I have lived and worked in New Milford for 18 years. Like many of you, I have seen the changes that have occurred in our town.

There has been an alarming increase in drug abuse and many, many deaths as a result of overdose. This monthly column will address the issues surrounding this crisis, and to help people understand the problem and learn about the resources available to them.

Drug abuse is everyone’s problem. Like education, it is the great equalizer. It covers all age, race and socio-economic class.

In our emergency department in 1998, cases involving heroin, crack, methamphetamine etc., were few and far between. Now jump ahead to 2015, and not a week goes by that we are not caring for a person dropped off in the parking lot or brought in by ambulance not breathing or near cardiac arrest due to drug overdose.

We breathe for them, give them medications and save their lives. Many times, I have been assaulted by patients after saving their lives because the medications used eliminate their “high.” If that doesn’t show you how serious this addiction is, nothing will.

A real problem with dealing with drug addiction head-on is the stigma associated with it.
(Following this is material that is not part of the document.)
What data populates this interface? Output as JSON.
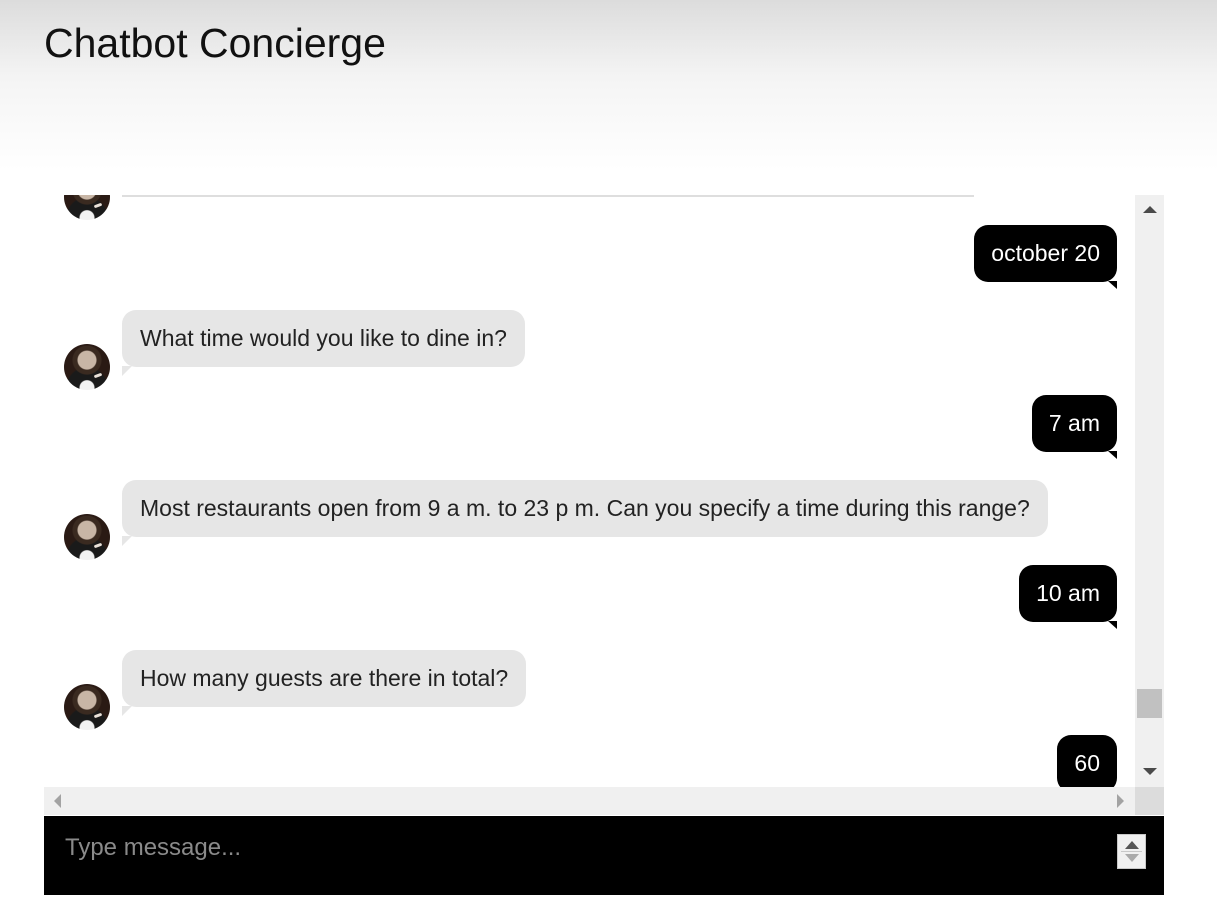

Who of us doesn’t have a family member who would be considered an alcoholic? A relative who can’t breathe, yet continues to smoke? Somehow these addictions are more acceptable, yet more deadly and far more costly. A tipping point is coming though.

Nationally, the number of deaths due to drug overdose has increased from 15,000 in 2001 to 45,000 in 2015. If this sounds high, realize those numbers are only the deaths reported as a direct cause. If we were to include deaths by trauma, infection, heart failure that were related to drug use, the numbers would be staggering. The total cost to our nation due to drug abuse in 2014 was $193 billion.

This column is meant to educate the community. I plan to discuss the drugs, both prescribed and illegal, signs or symptoms that you or a loved one might have a drug problem, treatments available, rehabilitation resources, as well as support for friends and families.